How 16-year-old Naila Moloo is making waves as an environmental innovator
When Naila Moloo delivered a TEDx Talk on climate-saving tech last February, the inventions she name-checked were her own. The first was a wee, flexible solar panel; the second, a bioplastic made from duckweed, an aquatic plant. Moloo also discussed the butterfly effect, which posits that the faintest flap of the tiny creature’s wings could cause a tornado halfway around the world.
It’s a fitting metaphor for Moloo herself, who, at 16, is already making waves as an environmental innovator. Her body of work—which, along with the plastic and the solar panel, includes two fantasy novels—recently earned her a spot on the Women’s Executive Network’s list of Canada’s Most Powerful Women and, last April, a Woman of the Year honour from the DMZ, a business incubator at Toronto Metropolitan University.
Growing up in Ottawa, Moloo was—shocker—a walking straight-A. “In Grade 5, while working on a project about geothermal energy, I was horrified by fossil-fuel statistics,” says Moloo. “That planted the seed for me to find my own solutions.” Three years later, Moloo competed in the Canada-Wide Science Fair with a project aimed at reducing teen mobile usage: a cautionary digital wallpaper for cellphones. (Its message: “Get off your phone.”) Moloo didn’t advance to the finals, but her work caught the attention of the Knowledge Society, or TKS, a 10-month after-school program that runs next-gen Canadian geniuses through a rigorous academic boot camp. Moloo received a full scholarship.

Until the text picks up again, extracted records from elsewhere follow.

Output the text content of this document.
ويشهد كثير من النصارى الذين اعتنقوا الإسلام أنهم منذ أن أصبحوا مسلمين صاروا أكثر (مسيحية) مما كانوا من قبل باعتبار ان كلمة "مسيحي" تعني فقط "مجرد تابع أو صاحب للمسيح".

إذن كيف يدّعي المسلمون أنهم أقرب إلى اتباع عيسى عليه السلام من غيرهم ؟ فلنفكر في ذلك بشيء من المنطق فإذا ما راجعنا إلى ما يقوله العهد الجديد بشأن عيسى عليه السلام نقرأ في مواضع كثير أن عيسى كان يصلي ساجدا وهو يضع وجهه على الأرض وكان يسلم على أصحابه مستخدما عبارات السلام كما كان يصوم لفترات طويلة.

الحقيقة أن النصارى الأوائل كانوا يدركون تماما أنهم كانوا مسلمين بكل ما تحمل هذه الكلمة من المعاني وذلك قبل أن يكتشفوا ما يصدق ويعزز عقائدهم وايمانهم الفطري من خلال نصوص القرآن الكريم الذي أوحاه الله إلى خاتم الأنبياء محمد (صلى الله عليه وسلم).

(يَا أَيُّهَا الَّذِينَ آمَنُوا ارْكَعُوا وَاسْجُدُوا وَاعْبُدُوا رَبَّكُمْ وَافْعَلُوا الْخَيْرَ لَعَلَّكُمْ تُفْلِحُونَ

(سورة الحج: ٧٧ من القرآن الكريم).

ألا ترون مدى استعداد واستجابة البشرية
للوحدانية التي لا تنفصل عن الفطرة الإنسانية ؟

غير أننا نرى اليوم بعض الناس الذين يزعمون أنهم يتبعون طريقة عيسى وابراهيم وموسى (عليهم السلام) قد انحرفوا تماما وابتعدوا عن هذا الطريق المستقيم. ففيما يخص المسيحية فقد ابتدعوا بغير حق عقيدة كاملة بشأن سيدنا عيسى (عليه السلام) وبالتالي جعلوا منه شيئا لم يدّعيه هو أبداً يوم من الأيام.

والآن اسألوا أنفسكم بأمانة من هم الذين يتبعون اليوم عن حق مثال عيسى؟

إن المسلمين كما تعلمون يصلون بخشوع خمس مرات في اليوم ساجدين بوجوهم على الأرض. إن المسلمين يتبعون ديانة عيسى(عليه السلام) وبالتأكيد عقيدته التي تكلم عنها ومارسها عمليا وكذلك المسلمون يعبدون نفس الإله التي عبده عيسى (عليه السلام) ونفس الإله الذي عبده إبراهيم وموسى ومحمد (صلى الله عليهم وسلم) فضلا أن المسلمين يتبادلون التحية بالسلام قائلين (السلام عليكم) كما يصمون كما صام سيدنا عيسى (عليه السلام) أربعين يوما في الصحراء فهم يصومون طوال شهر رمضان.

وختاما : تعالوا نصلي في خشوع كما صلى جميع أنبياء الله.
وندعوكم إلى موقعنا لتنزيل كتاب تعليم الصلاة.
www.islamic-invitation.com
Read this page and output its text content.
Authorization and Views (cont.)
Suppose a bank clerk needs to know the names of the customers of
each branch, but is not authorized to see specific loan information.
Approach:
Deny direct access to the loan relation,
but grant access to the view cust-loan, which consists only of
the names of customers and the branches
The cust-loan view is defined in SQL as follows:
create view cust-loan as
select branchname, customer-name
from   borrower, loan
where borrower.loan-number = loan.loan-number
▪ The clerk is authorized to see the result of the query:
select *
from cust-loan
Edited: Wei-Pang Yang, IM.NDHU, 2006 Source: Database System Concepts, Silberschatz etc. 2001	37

Moloo dreamed up her solar cell and duckweed concepts while navigating TKS’s heavy-duty course load. Where most solar panels are quite clunky, Moloo’s portable prototype is small enough to fit on an iPhone. As for the bioplastic, Moloo decided on duckweed, which is relatively cheap to harvest and can double its biomass every 24 hours. In May of 2021, she successfully pitched the premise to Denmark-based bioplastics company Pond Biomaterials, whose corporate partners include Adidas. Now, she spends her days off school developing her material remotely, in a lab at Carleton University.
During her other off-hours, Moloo plays basketball and preps for her SATs. (No doubt she’ll have her pick of schools.) Still, her growing suite of inventions is always top of mind. “One day, climate change will be the problem of today’s youth to solve,” she says. As ever, Moloo has a head start.